Prove that the function $f$ defined by $f(x)=\sum_{n=0}^\infty\frac{\cos (n^2x)}{2^{nx}}$ is continuous on $(0,\infty)$.
I can apply the Weierstrass M-test on $[1,\infty):$ $$|\frac{\cos (n^2x)}{2^{nx}}|\le|\frac{1}{2^{nx}}|\le |\frac{1}{2^n}|$$ for $x\ge 1$ and conclude that $f$ is continuous on $[1,\infty)$ since the series is uniformly convergent there and $\frac{\cos (n^2x)}{2^{nx}}$ is continuous.
But how do I prove that $f$ is continuous on the whole $(0,\infty)$?

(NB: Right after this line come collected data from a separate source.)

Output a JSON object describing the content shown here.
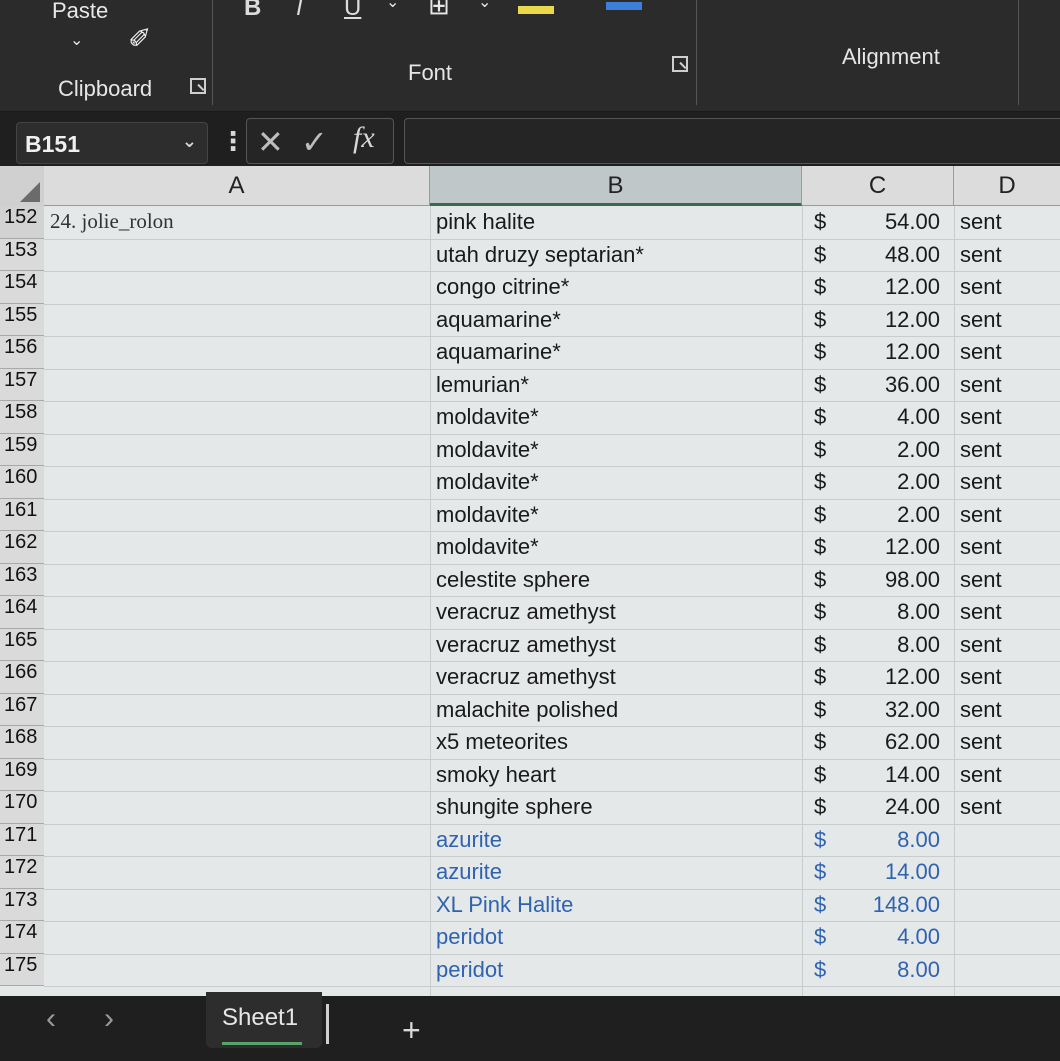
{
  "ribbon": {
    "paste_label": "Paste",
    "clipboard_label": "Clipboard",
    "font_label": "Font",
    "alignment_label": "Alignment",
    "bold_label": "B",
    "italic_label": "I",
    "underline_label": "U",
    "highlight_color": "#e8d84a",
    "font_color": "#3b7fd9"
  },
  "formula_bar": {
    "name_box": "B151",
    "fx_label": "fx",
    "formula_value": ""
  },
  "columns": [
    "A",
    "B",
    "C",
    "D"
  ],
  "rows": [
    {
      "num": "152",
      "a": "24. jolie_rolon",
      "b": "pink halite",
      "dollar": "$",
      "amount": "54.00",
      "d": "sent",
      "blue": false
    },
    {
      "num": "153",
      "a": "",
      "b": "utah druzy septarian*",
      "dollar": "$",
      "amount": "48.00",
      "d": "sent",
      "blue": false
    },
    {
      "num": "154",
      "a": "",
      "b": "congo citrine*",
      "dollar": "$",
      "amount": "12.00",
      "d": "sent",
      "blue": false
    },
    {
      "num": "155",
      "a": "",
      "b": "aquamarine*",
      "dollar": "$",
      "amount": "12.00",
      "d": "sent",
      "blue": false
    },
    {
      "num": "156",
      "a": "",
      "b": "aquamarine*",
      "dollar": "$",
      "amount": "12.00",
      "d": "sent",
      "blue": false
    },
    {
      "num": "157",
      "a": "",
      "b": "lemurian*",
      "dollar": "$",
      "amount": "36.00",
      "d": "sent",
      "blue": false
    },
    {
      "num": "158",
      "a": "",
      "b": "moldavite*",
      "dollar": "$",
      "amount": "4.00",
      "d": "sent",
      "blue": false
    },
    {
      "num": "159",
      "a": "",
      "b": "moldavite*",
      "dollar": "$",
      "amount": "2.00",
      "d": "sent",
      "blue": false
    },
    {
      "num": "160",
      "a": "",
      "b": "moldavite*",
      "dollar": "$",
      "amount": "2.00",
      "d": "sent",
      "blue": false
    },
    {
      "num": "161",
      "a": "",
      "b": "moldavite*",
      "dollar": "$",
      "amount": "2.00",
      "d": "sent",
      "blue": false
    },
    {
      "num": "162",
      "a": "",
      "b": "moldavite*",
      "dollar": "$",
      "amount": "12.00",
      "d": "sent",
      "blue": false
    },
    {
      "num": "163",
      "a": "",
      "b": "celestite sphere",
      "dollar": "$",
      "amount": "98.00",
      "d": "sent",
      "blue": false
    },
    {
      "num": "164",
      "a": "",
      "b": "veracruz amethyst",
      "dollar": "$",
      "amount": "8.00",
      "d": "sent",
      "blue": false
    },
    {
      "num": "165",
      "a": "",
      "b": "veracruz amethyst",
      "dollar": "$",
      "amount": "8.00",
      "d": "sent",
      "blue": false
    },
    {
      "num": "166",
      "a": "",
      "b": "veracruz amethyst",
      "dollar": "$",
      "amount": "12.00",
      "d": "sent",
      "blue": false
    },
    {
      "num": "167",
      "a": "",
      "b": "malachite polished",
      "dollar": "$",
      "amount": "32.00",
      "d": "sent",
      "blue": false
    },
    {
      "num": "168",
      "a": "",
      "b": "x5 meteorites",
      "dollar": "$",
      "amount": "62.00",
      "d": "sent",
      "blue": false
    },
    {
      "num": "169",
      "a": "",
      "b": "smoky heart",
      "dollar": "$",
      "amount": "14.00",
      "d": "sent",
      "blue": false
    },
    {
      "num": "170",
      "a": "",
      "b": "shungite sphere",
      "dollar": "$",
      "amount": "24.00",
      "d": "sent",
      "blue": false
    },
    {
      "num": "171",
      "a": "",
      "b": "azurite",
      "dollar": "$",
      "amount": "8.00",
      "d": "",
      "blue": true
    },
    {
      "num": "172",
      "a": "",
      "b": "azurite",
      "dollar": "$",
      "amount": "14.00",
      "d": "",
      "blue": true
    },
    {
      "num": "173",
      "a": "",
      "b": "XL Pink Halite",
      "dollar": "$",
      "amount": "148.00",
      "d": "",
      "blue": true
    },
    {
      "num": "174",
      "a": "",
      "b": "peridot",
      "dollar": "$",
      "amount": "4.00",
      "d": "",
      "blue": true
    },
    {
      "num": "175",
      "a": "",
      "b": "peridot",
      "dollar": "$",
      "amount": "8.00",
      "d": "",
      "blue": true
    }
  ],
  "sheet_tabs": {
    "active": "Sheet1",
    "add_label": "+"
  }
}
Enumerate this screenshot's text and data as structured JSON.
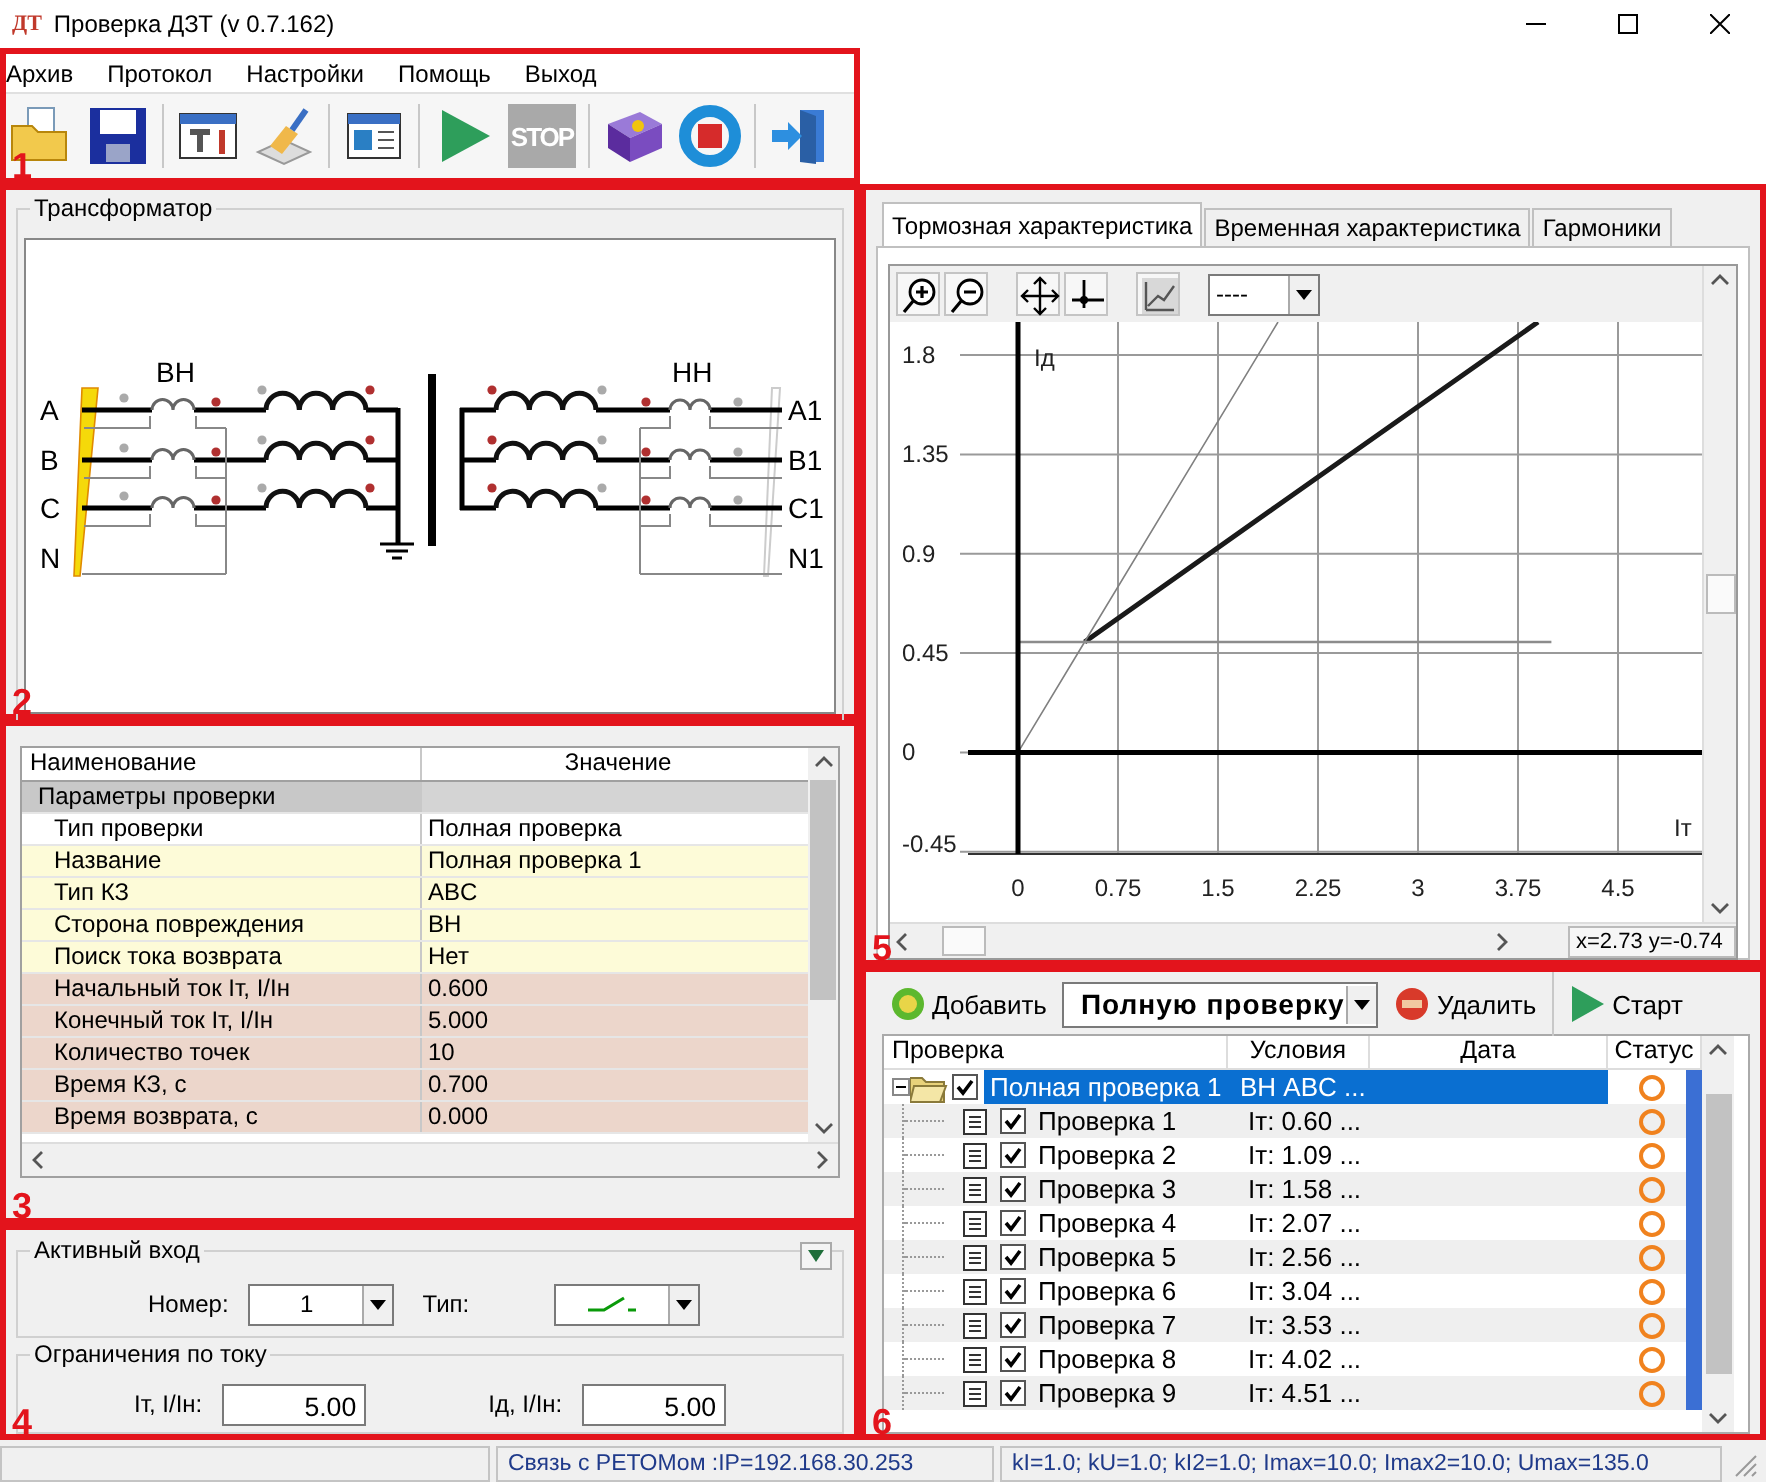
{
  "window": {
    "icon_text": "ДТ",
    "title": "Проверка ДЗТ (v 0.7.162)"
  },
  "main_toolbar": {
    "callout": "1",
    "menu": [
      "Архив",
      "Протокол",
      "Настройки",
      "Помощь",
      "Выход"
    ],
    "buttons": [
      {
        "kind": "open"
      },
      {
        "kind": "save"
      },
      {
        "kind": "separator"
      },
      {
        "kind": "settings"
      },
      {
        "kind": "clean"
      },
      {
        "kind": "separator"
      },
      {
        "kind": "window"
      },
      {
        "kind": "separator"
      },
      {
        "kind": "play"
      },
      {
        "kind": "stop",
        "label": "STOP"
      },
      {
        "kind": "separator"
      },
      {
        "kind": "help"
      },
      {
        "kind": "lifebuoy"
      },
      {
        "kind": "separator"
      },
      {
        "kind": "exit"
      }
    ]
  },
  "transformer": {
    "callout": "2",
    "title": "Трансформатор",
    "hv_label": "ВН",
    "lv_label": "НН",
    "hv_phases": [
      "A",
      "B",
      "C",
      "N"
    ],
    "lv_phases": [
      "A1",
      "B1",
      "C1",
      "N1"
    ]
  },
  "parameters": {
    "callout": "3",
    "columns": [
      "Наименование",
      "Значение"
    ],
    "category": "Параметры проверки",
    "rows": [
      {
        "name": "Тип проверки",
        "value": "Полная проверка",
        "color": "#ffffff"
      },
      {
        "name": "Название",
        "value": "Полная проверка 1",
        "color": "#fdfbd8"
      },
      {
        "name": "Тип КЗ",
        "value": "ABC",
        "color": "#fdfbd8"
      },
      {
        "name": "Сторона повреждения",
        "value": "ВН",
        "color": "#fdfbd8"
      },
      {
        "name": "Поиск тока возврата",
        "value": "Нет",
        "color": "#fdfbd8"
      },
      {
        "name": "Начальный ток Iт, I/Iн",
        "value": "0.600",
        "color": "#ecd6cb"
      },
      {
        "name": "Конечный ток Iт, I/Iн",
        "value": "5.000",
        "color": "#ecd6cb"
      },
      {
        "name": "Количество точек",
        "value": "10",
        "color": "#ecd6cb"
      },
      {
        "name": "Время КЗ, с",
        "value": "0.700",
        "color": "#ecd6cb"
      },
      {
        "name": "Время возврата, с",
        "value": "0.000",
        "color": "#ecd6cb"
      }
    ]
  },
  "inputs": {
    "callout": "4",
    "active_input": {
      "title": "Активный вход",
      "number_label": "Номер:",
      "number_value": "1",
      "type_label": "Тип:"
    },
    "current_limits": {
      "title": "Ограничения по току",
      "it_label": "Iт, I/Iн:",
      "it_value": "5.00",
      "id_label": "Iд, I/Iн:",
      "id_value": "5.00"
    }
  },
  "chart_panel": {
    "callout": "5",
    "tabs": [
      {
        "label": "Тормозная характеристика",
        "selected": true
      },
      {
        "label": "Временная характеристика",
        "selected": false
      },
      {
        "label": "Гармоники",
        "selected": false
      }
    ],
    "line_style": "----",
    "cursor_readout": "x=2.73  y=-0.74",
    "chart_data": {
      "type": "line",
      "xlabel": "Iт",
      "ylabel": "Iд",
      "x": [
        0,
        0.5,
        1.95,
        3.9,
        4.0
      ],
      "series": [
        {
          "color": "#1a1a1a",
          "values": [
            null,
            0.5,
            1.12,
            1.95,
            null
          ]
        },
        {
          "color": "#808080",
          "values": [
            0,
            0.5,
            1.95,
            null,
            null
          ]
        },
        {
          "color": "#8c8c8c",
          "values": [
            0.5,
            0.5,
            0.5,
            0.5,
            0.5
          ]
        }
      ],
      "xlim": [
        -0.375,
        5.13
      ],
      "ylim": [
        -0.46,
        1.95
      ],
      "xticks": [
        0,
        0.75,
        1.5,
        2.25,
        3,
        3.75,
        4.5
      ],
      "yticks": [
        -0.45,
        0,
        0.45,
        0.9,
        1.35,
        1.8
      ]
    }
  },
  "tests": {
    "callout": "6",
    "add_label": "Добавить",
    "test_type": "Полную проверку",
    "delete_label": "Удалить",
    "start_label": "Старт",
    "columns": [
      "Проверка",
      "Условия",
      "Дата",
      "Статус"
    ],
    "tree": [
      {
        "name": "Полная проверка 1",
        "conditions": "ВН ABC  ...",
        "selected": true,
        "expanded": true,
        "checked": true,
        "children": [
          {
            "name": "Проверка 1",
            "conditions": "Iт: 0.60  ...",
            "selected": false,
            "checked": true
          },
          {
            "name": "Проверка 2",
            "conditions": "Iт: 1.09  ...",
            "selected": false,
            "checked": true
          },
          {
            "name": "Проверка 3",
            "conditions": "Iт: 1.58  ...",
            "selected": false,
            "checked": true
          },
          {
            "name": "Проверка 4",
            "conditions": "Iт: 2.07  ...",
            "selected": false,
            "checked": true
          },
          {
            "name": "Проверка 5",
            "conditions": "Iт: 2.56  ...",
            "selected": false,
            "checked": true
          },
          {
            "name": "Проверка 6",
            "conditions": "Iт: 3.04  ...",
            "selected": false,
            "checked": true
          },
          {
            "name": "Проверка 7",
            "conditions": "Iт: 3.53  ...",
            "selected": false,
            "checked": true
          },
          {
            "name": "Проверка 8",
            "conditions": "Iт: 4.02  ...",
            "selected": false,
            "checked": true
          },
          {
            "name": "Проверка 9",
            "conditions": "Iт: 4.51  ...",
            "selected": false,
            "checked": true
          }
        ]
      }
    ]
  },
  "status_bar": {
    "connection": "Связь с РЕТОМом :IP=192.168.30.253",
    "coefficients": "kI=1.0; kU=1.0; kI2=1.0; Imax=10.0; Imax2=10.0; Umax=135.0"
  }
}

Take $\delta>0$. Then$$x>\delta\implies\left|\frac{\cos(n^2x)}{2^{nx}}\right|<\frac1{2^{\delta n}}$$and therefore, by the Weierstrass $M$-test your series converges uniformly on $(\delta,+\infty)$ and therefore its sum is continuous. So, if you fix $x_0\in(0,+\infty)$, then your function is continous at $x_0$, since if you take, say $\delta=\frac{x_0}2$, you know that the restriction of the function to $(\delta,+\infty)$ is continuous.